With this overview, we've introduced the key points in evaluating healing activities on Shabbat. As we've emphasized, this is a complex area of halacha. The key is that if you know the basics, you'll at least know when and how to ask the right questions.

  1. Talmud – Shabbat 53b; Orach Chaim 327:1 with Mishnah Berurah 1; 39 Melochos, p. 475; Halachos of Shabbos, XII:D.3 (p. 218).
  2. Mishnah Berurah 328:120; 39 Melochos, p. 476-77.
  3. There are various opinions as to the scope of this prohibition today. See the Hebrew footnotes in 39 Melochos, p. 357 of the Hebrew section, note 70.
  4. This is similar, to some extent, to the concept of precedent in Anglo-American law.
  5. Talmud – Yoma 85b.
  6. Orach Chaim 328:2; 39 Melochos, p. 500.
  7. Mishnah – Shabbat 18:3. See, in brief, 39 Melochos, p. 499-500. Prior to the ninth month, it is a very good idea for the expectant couple to speak with their rabbi to review all of the issues brought up by a Shabbat birth.
  8. Biur Halacha 278, s.v. "L'Chabot"
  9. Rambam’s Commentary on Mishnah Shabbat 18:3. Of course, if someone else can do the job better and faster, that takes precedence (Orach Chaim 328:12 with Mishnah Berurah 37).
  10. Orach Chaim 328:5 with Mishnah Berurah 17.
  11. Orach Chaim 328:17 with Mishnah Berurah 57.
  12. Orach Chaim 328:37 with Mishnah Berurah 123.
  13. Using a non-Jew is less of a transgression of Shabbat than having a Jew do the same action. Non-Jews are not commanded to observe Shabbat, and therefore they can help. As we will learn in future lessons, this is not a blanket solution for all situations (Orach Chaim 307:5).

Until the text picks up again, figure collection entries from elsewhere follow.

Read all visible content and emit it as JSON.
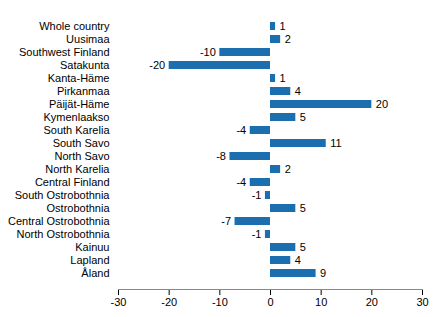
{
  "chart_data": {
    "type": "bar",
    "orientation": "horizontal",
    "categories": [
      "Whole country",
      "Uusimaa",
      "Southwest Finland",
      "Satakunta",
      "Kanta-Häme",
      "Pirkanmaa",
      "Päijät-Häme",
      "Kymenlaakso",
      "South Karelia",
      "South Savo",
      "North Savo",
      "North Karelia",
      "Central Finland",
      "South Ostrobothnia",
      "Ostrobothnia",
      "Central Ostrobothnia",
      "North Ostrobothnia",
      "Kainuu",
      "Lapland",
      "Åland"
    ],
    "values": [
      1,
      2,
      -10,
      -20,
      1,
      4,
      20,
      5,
      -4,
      11,
      -8,
      2,
      -4,
      -1,
      5,
      -7,
      -1,
      5,
      4,
      9
    ],
    "color": "#1b6fae",
    "xlim": [
      -30,
      30
    ],
    "xticks": [
      -30,
      -20,
      -10,
      0,
      10,
      20,
      30
    ],
    "grid": false,
    "data_labels": true
  }
}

  14. Though there are differing opinions as to whether taking medicines is allowed (Shemirat Shabbat K’Hilchato 34:4).
  15. Rambam (Shabbat 22:7); Shemirat Shabbat K’Hilchato 16:34.
  16. As we will learn, G-d willing, in the lesson on Mochaik (erasing), tearing through letters is not allowed.
  17. Orach Chaim 328:17; Shemirat Shabbat K’Hilchato 33:1:2, 3. Again, we must emphasize that determining which halachic category applies is an inexact science. You need to use your best judgment, and should consult with a proper halachic authority when one is available.
  18. These examples are given in Shemirat Shabbat K’Hilchato 34:1 and 39 Melochos, p. 490.
  19. Orach Chaim 307:5.
  20. Mishnah Berurah 328:86; 39 Melochos, p. 483.
  21. Talmud – Shabbat 122b; Mishnah Berurah 328:88
  22. Shemirat Shabbat K’Hilchato 35:38.
  23. Orach Chaim 328:23; Shemirat Shabbat K’Hilchato 35:20; 39 Melochos, p. 478-80. See Lesson #30 regarding the issue of glue on the band-aid.
  24. Mishnah – Shabbat 14:3
  25. Whereas taking a throat lozenge would be prohibited, since this is not something that healthy people normally do.